Brilliant explanation of the whole debacle. Thank you
Because as we all know having private companies running human necessities never goes wrong....
What is a "human necessity" is always a matter of opinion, and never an absolute fact.
Why shouldn't non-governmental organisations be allowed to run energy supplies?
@@lochnessmunster1189 I'm sorry what semantic arse did you pull that out of. "Oh well you can't define human necessities can you checkmate" except I can, something that leads to death without it... Not very hard to understand
@@lonelyone69 So, is vitamin C a human necessity?
@@lochnessmunster1189 yes which we get from... Food omg... Look it's a human necessity holy shit.
@@lonelyone69 Right, so private companies producing food isn't a great idea?
I feel for you Brits. Down here in Aus we are facing similar.

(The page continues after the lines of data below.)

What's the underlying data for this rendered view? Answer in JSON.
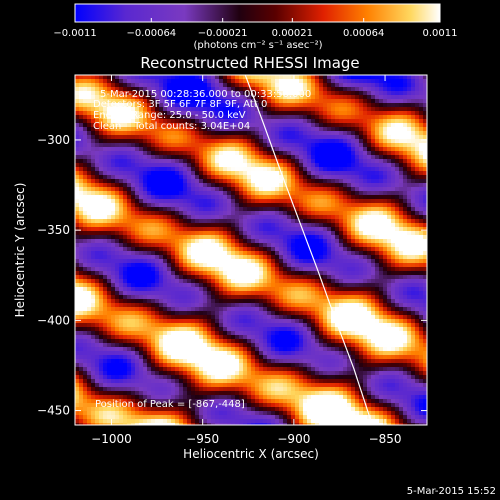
{
  "chart_data": {
    "type": "heatmap",
    "title": "Reconstructed RHESSI Image",
    "xlabel": "Heliocentric X (arcsec)",
    "ylabel": "Heliocentric Y (arcsec)",
    "xlim": [
      -1020,
      -827
    ],
    "ylim": [
      -458,
      -264
    ],
    "x_ticks": [
      -1000,
      -950,
      -900,
      -850
    ],
    "y_ticks": [
      -300,
      -350,
      -400,
      -450
    ],
    "x_tick_labels": [
      "−1000",
      "−950",
      "−900",
      "−850"
    ],
    "y_tick_labels": [
      "−300",
      "−350",
      "−400",
      "−450"
    ],
    "colorbar": {
      "min": -0.0011,
      "max": 0.0011,
      "ticks": [
        -0.0011,
        -0.00064,
        -0.00021,
        0.00021,
        0.00064,
        0.0011
      ],
      "tick_labels": [
        "−0.0011",
        "−0.00064",
        "−0.00021",
        "0.00021",
        "0.00064",
        "0.0011"
      ],
      "unit": "(photons cm⁻² s⁻¹ asec⁻²)",
      "colors": [
        "#0000ff",
        "#6a1ec8",
        "#7a3ac0",
        "#000000",
        "#b01010",
        "#ff3c00",
        "#ff9a00",
        "#ffe890",
        "#ffffff"
      ]
    },
    "annotations": {
      "time_range": "5-Mar-2015 00:28:36.000 to 00:33:50.000",
      "detectors": "Detectors: 3F 5F 6F 7F 8F 9F, Att 0",
      "energy": "Energy Range: 25.0 - 50.0 keV",
      "clean": "Clean    Total counts: 3.04E+04",
      "peak": "Position of Peak = [-867,-448]"
    },
    "peak_position": [
      -867,
      -448
    ],
    "limb_curve": {
      "x": [
        -927,
        -917,
        -907,
        -897,
        -887,
        -877,
        -867,
        -857
      ],
      "y": [
        -263,
        -290,
        -318,
        -345,
        -372,
        -400,
        -427,
        -458
      ]
    }
  },
  "footer": {
    "timestamp": "5-Mar-2015 15:52"
  }
}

Great video. I'm American so I knew it was bad, but didn't know the full scope or story. Fascinating as it is frustrating.

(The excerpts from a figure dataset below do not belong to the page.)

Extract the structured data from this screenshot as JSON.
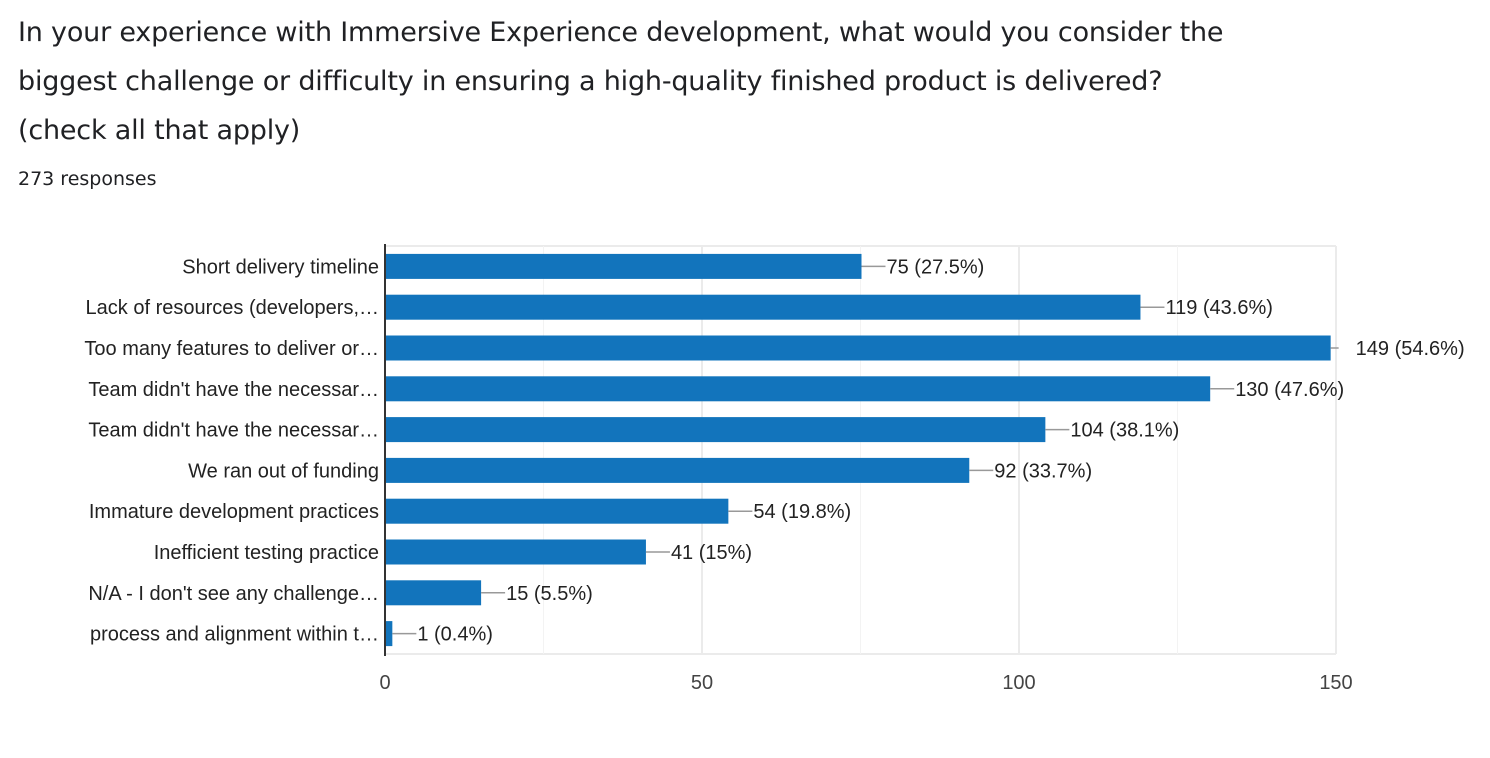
{
  "header": {
    "title_lines": [
      "In your experience with Immersive Experience development, what would you consider the",
      "biggest challenge or difficulty in ensuring a high-quality finished product is delivered?",
      "(check all that apply)"
    ],
    "responses": "273 responses"
  },
  "colors": {
    "bar": "#1274bc",
    "grid": "#ebebeb",
    "axis": "#333333",
    "leader": "#999999"
  },
  "chart_data": {
    "type": "bar",
    "orientation": "horizontal",
    "title": "In your experience with Immersive Experience development, what would you consider the biggest challenge or difficulty in ensuring a high-quality finished product is delivered? (check all that apply)",
    "xlabel": "",
    "ylabel": "",
    "xlim": [
      0,
      150
    ],
    "x_ticks": [
      0,
      50,
      100,
      150
    ],
    "minor_grid": [
      25,
      75,
      125
    ],
    "grid": true,
    "categories": [
      "Short delivery timeline",
      "Lack of resources (developers,…",
      "Too many features to deliver or…",
      "Team didn't have the necessar…",
      "Team didn't have the necessar…",
      "We ran out of funding",
      "Immature development practices",
      "Inefficient testing practice",
      "N/A - I don't see any challenge…",
      "process and alignment within t…"
    ],
    "values": [
      75,
      119,
      149,
      130,
      104,
      92,
      54,
      41,
      15,
      1
    ],
    "labels": [
      "75 (27.5%)",
      "119 (43.6%)",
      "149 (54.6%)",
      "130 (47.6%)",
      "104 (38.1%)",
      "92 (33.7%)",
      "54 (19.8%)",
      "41 (15%)",
      "15 (5.5%)",
      "1 (0.4%)"
    ]
  }
}
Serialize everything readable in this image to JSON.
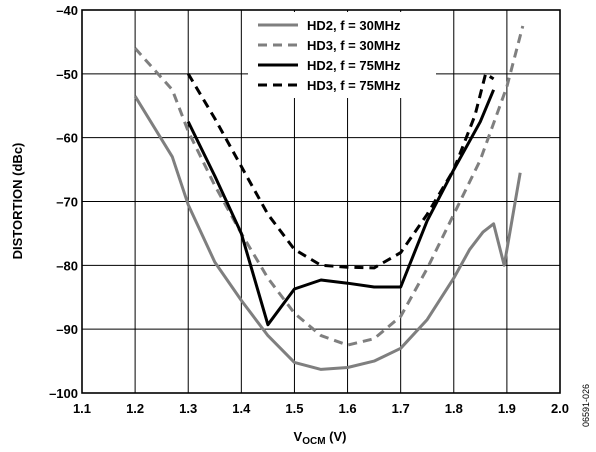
{
  "chart_data": {
    "type": "line",
    "title": "",
    "xlabel": "V",
    "xlabel_sub": "OCM",
    "xlabel_unit": " (V)",
    "ylabel": "DISTORTION (dBc)",
    "xlim": [
      1.1,
      2.0
    ],
    "ylim": [
      -100,
      -40
    ],
    "x_ticks": [
      "1.1",
      "1.2",
      "1.3",
      "1.4",
      "1.5",
      "1.6",
      "1.7",
      "1.8",
      "1.9",
      "2.0"
    ],
    "y_ticks": [
      "–40",
      "–50",
      "–60",
      "–70",
      "–80",
      "–90",
      "–100"
    ],
    "grid": true,
    "legend_position": "top-right",
    "figure_code": "06591-026",
    "series": [
      {
        "name": "HD2, f = 30MHz",
        "color": "#7f7f7f",
        "dash": "solid",
        "points": [
          [
            1.2,
            -53.5
          ],
          [
            1.27,
            -63
          ],
          [
            1.3,
            -70.5
          ],
          [
            1.35,
            -79.5
          ],
          [
            1.4,
            -85.5
          ],
          [
            1.45,
            -91
          ],
          [
            1.5,
            -95.2
          ],
          [
            1.55,
            -96.3
          ],
          [
            1.6,
            -96
          ],
          [
            1.65,
            -95
          ],
          [
            1.7,
            -93
          ],
          [
            1.75,
            -88.5
          ],
          [
            1.8,
            -82
          ],
          [
            1.83,
            -77.5
          ],
          [
            1.855,
            -74.8
          ],
          [
            1.875,
            -73.5
          ],
          [
            1.895,
            -80
          ],
          [
            1.925,
            -65.5
          ]
        ]
      },
      {
        "name": "HD3, f = 30MHz",
        "color": "#7f7f7f",
        "dash": "dashed",
        "points": [
          [
            1.2,
            -46
          ],
          [
            1.27,
            -52.5
          ],
          [
            1.3,
            -59
          ],
          [
            1.35,
            -67.5
          ],
          [
            1.4,
            -75
          ],
          [
            1.45,
            -82
          ],
          [
            1.5,
            -87.5
          ],
          [
            1.55,
            -91
          ],
          [
            1.6,
            -92.5
          ],
          [
            1.65,
            -91.5
          ],
          [
            1.7,
            -88
          ],
          [
            1.75,
            -80.5
          ],
          [
            1.8,
            -72
          ],
          [
            1.85,
            -63.5
          ],
          [
            1.9,
            -52
          ],
          [
            1.93,
            -42.5
          ]
        ]
      },
      {
        "name": "HD2, f = 75MHz",
        "color": "#000000",
        "dash": "solid",
        "points": [
          [
            1.3,
            -57.5
          ],
          [
            1.35,
            -66
          ],
          [
            1.4,
            -75
          ],
          [
            1.45,
            -89.3
          ],
          [
            1.5,
            -83.7
          ],
          [
            1.55,
            -82.3
          ],
          [
            1.6,
            -82.8
          ],
          [
            1.65,
            -83.4
          ],
          [
            1.7,
            -83.4
          ],
          [
            1.75,
            -73
          ],
          [
            1.8,
            -65
          ],
          [
            1.85,
            -57.5
          ],
          [
            1.875,
            -52.5
          ]
        ]
      },
      {
        "name": "HD3, f = 75MHz",
        "color": "#000000",
        "dash": "dashed",
        "points": [
          [
            1.3,
            -50
          ],
          [
            1.35,
            -57
          ],
          [
            1.4,
            -64.5
          ],
          [
            1.45,
            -72
          ],
          [
            1.5,
            -77.5
          ],
          [
            1.55,
            -80
          ],
          [
            1.6,
            -80.3
          ],
          [
            1.65,
            -80.4
          ],
          [
            1.7,
            -78
          ],
          [
            1.75,
            -72
          ],
          [
            1.8,
            -65
          ],
          [
            1.84,
            -56.5
          ],
          [
            1.86,
            -50
          ],
          [
            1.875,
            -50.8
          ]
        ]
      }
    ]
  }
}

The one great thing about the Tories excessive push for privatisation and capitalisation of everything in the country is they've disproved their own philosophy more effectively than anyone else could have. The downside is the UK had to be destroyed in the process. Maybe the other countries can learn from this although probably not as capital and billionaires rule everything now so there's no getting the power out of their hands without probably more extensive collapses.

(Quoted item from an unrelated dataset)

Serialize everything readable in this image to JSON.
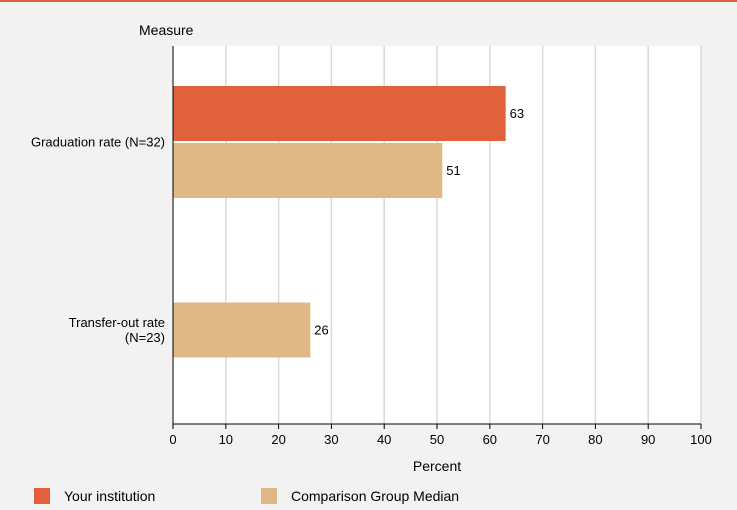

I built my own off grid system. It`s easy to do and you can do it in staged. It cost about £2000 when I finished but saved me a fortune whilst the batteries lasted. It`s just a canal boat type set up but bigger. Now the batteries have dead I`ve just connected the panels to the grid with mini off grid inverters. This is the way forward for poor people like me. Buy a few solar panels when you can afford it and a small mini grid tied inverter. You can use as many mini grid inverters as you like. So just add to the system when you can afford to. I just have the panels on sheds etc. You can plug them into any mains socket even ones in out buildings. I got up to 2 kilowatts which means I have lots of spare energy which I send to the hot water tank using a solar immersion diverter. So I have as much hot water in the summer as I need. I am lucky to have a wood burner that also heats the water so I don`t pay for heating or hot water. No gas bill and electric is £26 a month.
Energy policy is one of those areas where the capture of governments by capital is most egregiously on display. It has never and will never result in increased competition, it is purely a commitment to channelling wealth into the hands of rent-seekers. It is illogical, even in high school economics (because what competition could meaningfully exist in a natural monopoly) but it is an amazing tool for wealth extraction.
There is a reason why it came mainly in the late 80's and 90's when the European empires had collapsed. It was basically imperialism within your own borders. If capitalists couldn't take foreign assets they increased their hold over domestic ones.